Velhasilikelam, grup calismasi( konusmasi) 12'de bitti. Sonra baktik, uyku yok, Hend ve Samira -ki film arkadaslari olduk:)- ile bir sinema gecesi daha yaptik. Filmimizin adi : "Children of Men." P. D. James'in ayni adli romanindan Alfonso Cuaron yonetmenliginde sinemaya uyarlanmis, Clive Owen, Julianne Moore ve Michael Caine gibi unlu oyunculari bunyesinde barindaran, 2027 yili Londra'sinda gecen oldukca basarili, belgesel tadinda bir film..Hic de ic acici olmayan bir gelecekte artik kadinlar dogurganlik ozelliklerini kaybetmistir, ve dunyanin yasayan en genc insani olan 18 yasindaki bir gencin ani olumuyle insanlar yasa burunmustur, hem o genc icin ve hem de aslinda gelecege olan umutlari icin..Bununla birlikte herkesten sir gibi saklana bir gercek vardir: bir kadin hamiledir. Ve dunyaya o karmasa, silah sesleri ve kanlar arasinda bir oglan cocugu dunyaya getirecektir. Insanlarin gormeyi ozledikleri , gorduklerinde inanamadiklari, silah seslerini bile susturan, ve mucize olarak addedilen bir olay olacaktir bu..Simdi sira gelecegin ve insanligin umudu olan bu bebegin emin ellere teslim edilmesine gelmistir. Ve burada olaylar baslar...

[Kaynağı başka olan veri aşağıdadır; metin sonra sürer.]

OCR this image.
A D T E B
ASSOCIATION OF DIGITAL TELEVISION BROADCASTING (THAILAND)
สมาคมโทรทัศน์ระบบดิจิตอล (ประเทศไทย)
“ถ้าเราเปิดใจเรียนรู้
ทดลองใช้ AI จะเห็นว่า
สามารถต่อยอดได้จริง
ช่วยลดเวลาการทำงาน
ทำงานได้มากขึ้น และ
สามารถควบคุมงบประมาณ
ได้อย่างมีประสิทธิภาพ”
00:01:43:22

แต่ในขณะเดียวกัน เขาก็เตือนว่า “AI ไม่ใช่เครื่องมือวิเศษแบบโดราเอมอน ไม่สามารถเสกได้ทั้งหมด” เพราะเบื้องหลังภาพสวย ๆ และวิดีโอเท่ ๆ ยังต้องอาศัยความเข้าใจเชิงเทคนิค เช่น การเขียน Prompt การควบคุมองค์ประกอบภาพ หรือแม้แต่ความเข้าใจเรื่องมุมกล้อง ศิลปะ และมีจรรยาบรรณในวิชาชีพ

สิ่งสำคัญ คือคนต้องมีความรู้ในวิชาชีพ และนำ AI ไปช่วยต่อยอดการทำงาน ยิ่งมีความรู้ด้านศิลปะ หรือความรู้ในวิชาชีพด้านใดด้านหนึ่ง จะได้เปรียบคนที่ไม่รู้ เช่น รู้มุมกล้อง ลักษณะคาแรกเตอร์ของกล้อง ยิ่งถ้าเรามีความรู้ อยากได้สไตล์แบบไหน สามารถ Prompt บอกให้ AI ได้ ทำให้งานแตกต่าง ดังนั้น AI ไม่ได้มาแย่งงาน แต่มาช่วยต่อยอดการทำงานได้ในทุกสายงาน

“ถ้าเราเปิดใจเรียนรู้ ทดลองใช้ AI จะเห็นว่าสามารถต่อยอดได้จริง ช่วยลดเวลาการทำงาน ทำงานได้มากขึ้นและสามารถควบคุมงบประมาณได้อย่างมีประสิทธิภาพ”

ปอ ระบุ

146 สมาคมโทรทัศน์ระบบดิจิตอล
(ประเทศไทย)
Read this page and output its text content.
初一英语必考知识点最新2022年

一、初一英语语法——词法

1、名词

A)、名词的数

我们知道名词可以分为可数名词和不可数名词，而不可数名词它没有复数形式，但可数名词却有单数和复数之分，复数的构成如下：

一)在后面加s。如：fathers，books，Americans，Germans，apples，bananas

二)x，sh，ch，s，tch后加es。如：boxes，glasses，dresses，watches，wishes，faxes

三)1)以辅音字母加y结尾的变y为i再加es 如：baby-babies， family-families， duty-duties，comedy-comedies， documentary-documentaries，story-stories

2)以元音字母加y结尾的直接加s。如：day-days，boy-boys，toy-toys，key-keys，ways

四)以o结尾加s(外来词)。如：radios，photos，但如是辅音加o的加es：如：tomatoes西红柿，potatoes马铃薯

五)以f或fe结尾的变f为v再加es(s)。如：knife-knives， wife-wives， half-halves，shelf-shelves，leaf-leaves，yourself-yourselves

Guzel bir filmdi..Izlemeye deger hakkaten..
Iste, oyle boyle derken bi baktim saat 3 bucuk olmus bile..simdi de 5'yi gecmis..Buraya geldigim iyi oldu, uykum gelmeey basladi bile:)
Hepinize hayirli sabahlar..
:)))
*Secimler hep vardi.Her sey kaderde yazili olsa da -maktub-, oraya sen secimini yaptiktan sonra yazildi. Ve simdi sira sende, sadece soyle bana: YaZi mi yoksa TuRa mi?